Drone Wars’ Peter Burt, author of Crossing A Line: The Use of Drones to Control Borders, warned of the negative human rights implications that come from using military technology at the border and of viewing the people crossing them as a threat.

“What is increasingly clear is that such technology is no longer just being used for surveillance and control overseas,” Mr Burt told the Star.

“Britain’s military drones are now being deployed on the home front where they are first being deployed against minorities such as refugees fleeing conflict and oppression.
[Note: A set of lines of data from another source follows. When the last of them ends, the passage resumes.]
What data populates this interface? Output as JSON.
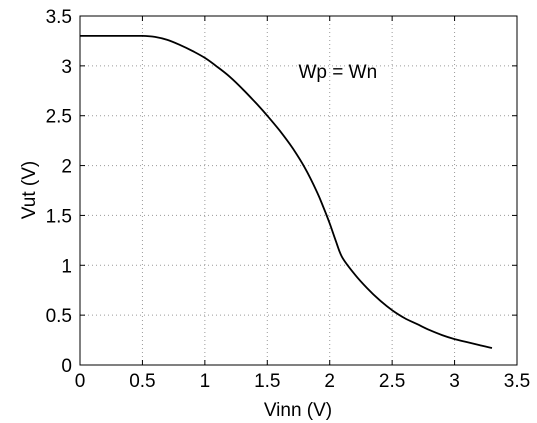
{
  "chart_data": {
    "type": "line",
    "title": "",
    "xlabel": "Vinn (V)",
    "ylabel": "Vut (V)",
    "xlim": [
      0,
      3.5
    ],
    "ylim": [
      0,
      3.5
    ],
    "grid": true,
    "x_ticks": [
      0,
      0.5,
      1,
      1.5,
      2,
      2.5,
      3,
      3.5
    ],
    "x_tick_labels": [
      "0",
      "0.5",
      "1",
      "1.5",
      "2",
      "2.5",
      "3",
      "3.5"
    ],
    "y_ticks": [
      0,
      0.5,
      1,
      1.5,
      2,
      2.5,
      3,
      3.5
    ],
    "y_tick_labels": [
      "0",
      "0.5",
      "1",
      "1.5",
      "2",
      "2.5",
      "3",
      "3.5"
    ],
    "annotations": [
      {
        "text": "Wp = Wn",
        "x": 1.75,
        "y": 2.95
      }
    ],
    "series": [
      {
        "color": "#000000",
        "x": [
          0,
          0.3,
          0.5,
          0.6,
          0.7,
          0.8,
          0.9,
          1.0,
          1.1,
          1.2,
          1.3,
          1.4,
          1.5,
          1.6,
          1.7,
          1.8,
          1.9,
          1.95,
          2.0,
          2.05,
          2.1,
          2.2,
          2.3,
          2.4,
          2.5,
          2.6,
          2.7,
          2.8,
          2.9,
          3.0,
          3.1,
          3.2,
          3.3
        ],
        "y": [
          3.3,
          3.3,
          3.3,
          3.29,
          3.26,
          3.21,
          3.15,
          3.08,
          2.99,
          2.89,
          2.77,
          2.64,
          2.5,
          2.35,
          2.18,
          1.98,
          1.73,
          1.58,
          1.42,
          1.24,
          1.08,
          0.91,
          0.77,
          0.65,
          0.55,
          0.47,
          0.41,
          0.35,
          0.3,
          0.26,
          0.23,
          0.2,
          0.17
        ]
      }
    ]
  }
}
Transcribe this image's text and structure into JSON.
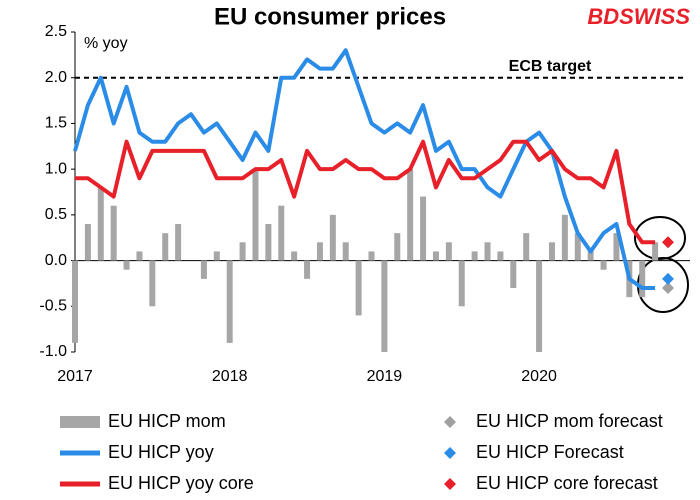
{
  "chart_data": {
    "type": "bar",
    "title": "EU consumer prices",
    "brand": "BDSWISS",
    "y_label": "% yoy",
    "target": 2,
    "target_label": "ECB target",
    "categories": [
      "2017",
      null,
      null,
      null,
      null,
      null,
      null,
      null,
      null,
      null,
      null,
      null,
      "2018",
      null,
      null,
      null,
      null,
      null,
      null,
      null,
      null,
      null,
      null,
      null,
      "2019",
      null,
      null,
      null,
      null,
      null,
      null,
      null,
      null,
      null,
      null,
      null,
      "2020",
      null,
      null,
      null,
      null,
      null,
      null,
      null,
      null,
      null,
      null
    ],
    "ylim": [
      -1,
      2.5
    ],
    "yticks": [
      {
        "value": -1,
        "label": "-1.0"
      },
      -0.5,
      {
        "value": 0,
        "label": "0.0"
      },
      0.5,
      {
        "value": 1,
        "label": "1.0"
      },
      1.5,
      {
        "value": 2,
        "label": "2.0"
      },
      2.5
    ],
    "series": [
      {
        "name": "EU HICP mom",
        "type": "bar",
        "color": "#a6a6a6",
        "values": [
          -0.9,
          0.4,
          0.8,
          0.6,
          -0.1,
          0.1,
          -0.5,
          0.3,
          0.4,
          0.0,
          -0.2,
          0.1,
          -0.9,
          0.2,
          1.0,
          0.4,
          0.6,
          0.1,
          -0.2,
          0.2,
          0.5,
          0.2,
          -0.6,
          0.1,
          -1.0,
          0.3,
          1.0,
          0.7,
          0.1,
          0.2,
          -0.5,
          0.1,
          0.2,
          0.1,
          -0.3,
          0.3,
          -1.0,
          0.2,
          0.5,
          0.3,
          0.1,
          -0.1,
          0.3,
          -0.4,
          -0.4,
          0.2,
          null
        ]
      },
      {
        "name": "EU HICP yoy",
        "type": "line",
        "color": "#2b8ce8",
        "values": [
          1.2,
          1.7,
          2.0,
          1.5,
          1.9,
          1.4,
          1.3,
          1.3,
          1.5,
          1.6,
          1.4,
          1.5,
          1.3,
          1.1,
          1.4,
          1.2,
          2.0,
          2.0,
          2.2,
          2.1,
          2.1,
          2.3,
          1.9,
          1.5,
          1.4,
          1.5,
          1.4,
          1.7,
          1.2,
          1.3,
          1.0,
          1.0,
          0.8,
          0.7,
          1.0,
          1.3,
          1.4,
          1.2,
          0.7,
          0.3,
          0.1,
          0.3,
          0.4,
          -0.2,
          -0.3,
          -0.3,
          null
        ]
      },
      {
        "name": "EU HICP yoy core",
        "type": "line",
        "color": "#e8202a",
        "values": [
          0.9,
          0.9,
          0.8,
          0.7,
          1.3,
          0.9,
          1.2,
          1.2,
          1.2,
          1.2,
          1.2,
          0.9,
          0.9,
          0.9,
          1.0,
          1.0,
          1.1,
          0.7,
          1.2,
          1.0,
          1.0,
          1.1,
          1.0,
          1.0,
          0.9,
          0.9,
          1.0,
          1.3,
          0.8,
          1.1,
          0.9,
          0.9,
          1.0,
          1.1,
          1.3,
          1.3,
          1.1,
          1.2,
          1.0,
          0.9,
          0.9,
          0.8,
          1.2,
          0.4,
          0.2,
          0.2,
          null
        ]
      },
      {
        "name": "EU HICP mom forecast",
        "type": "marker",
        "color": "#a0a0a0",
        "values": [
          null,
          null,
          null,
          null,
          null,
          null,
          null,
          null,
          null,
          null,
          null,
          null,
          null,
          null,
          null,
          null,
          null,
          null,
          null,
          null,
          null,
          null,
          null,
          null,
          null,
          null,
          null,
          null,
          null,
          null,
          null,
          null,
          null,
          null,
          null,
          null,
          null,
          null,
          null,
          null,
          null,
          null,
          null,
          null,
          null,
          null,
          -0.3
        ]
      },
      {
        "name": "EU HICP Forecast",
        "type": "marker",
        "color": "#2b8ce8",
        "values": [
          null,
          null,
          null,
          null,
          null,
          null,
          null,
          null,
          null,
          null,
          null,
          null,
          null,
          null,
          null,
          null,
          null,
          null,
          null,
          null,
          null,
          null,
          null,
          null,
          null,
          null,
          null,
          null,
          null,
          null,
          null,
          null,
          null,
          null,
          null,
          null,
          null,
          null,
          null,
          null,
          null,
          null,
          null,
          null,
          null,
          null,
          -0.2
        ]
      },
      {
        "name": "EU HICP core forecast",
        "type": "marker",
        "color": "#e8202a",
        "values": [
          null,
          null,
          null,
          null,
          null,
          null,
          null,
          null,
          null,
          null,
          null,
          null,
          null,
          null,
          null,
          null,
          null,
          null,
          null,
          null,
          null,
          null,
          null,
          null,
          null,
          null,
          null,
          null,
          null,
          null,
          null,
          null,
          null,
          null,
          null,
          null,
          null,
          null,
          null,
          null,
          null,
          null,
          null,
          null,
          null,
          null,
          0.2
        ]
      }
    ]
  }
}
But unless we act now, they will eventually be used to spy on us all.”

Jacob Berkson, an activist from the refugee distress hotline network Alarm Phone, told the Star: “It’s difficult to know where to start with such disgusting behaviour.

“It’s an expenditure of more than £100,000 per person being handed to the same ‘private’ enterprises who profit from the manufacture of the weapons that cause people to flee.

“It neatly illustrates how the trade in border securitisation goes hand in glove with the trade in weapons and is no more than a trade in death.

“It’s naked corruption, distorting UK society for the profit of the very few, but more importantly generating those profits at the expense of people’s lives.

“These unimaginable sums of money should be spent on facilitating people’s right to move and right to stay by repairing the damage caused by centuries of slavery and decades of wars.”

Clare Moseley, founder of Care4Calais, said: “The people we work with in Calais are not a military enemy. They are farmers, families and students who are simply asking for our help.
 
“They are running from the most dangerous regimes in the world.

“Flying expensive drones over the Channel will not stop them coming because they feel they have no choice. There is no way for them to claim UK asylum other than risking their lives in a flimsy boat.

“The government is wasting taxpayers money while failing to protect some of the most vulnerable people on the planet.”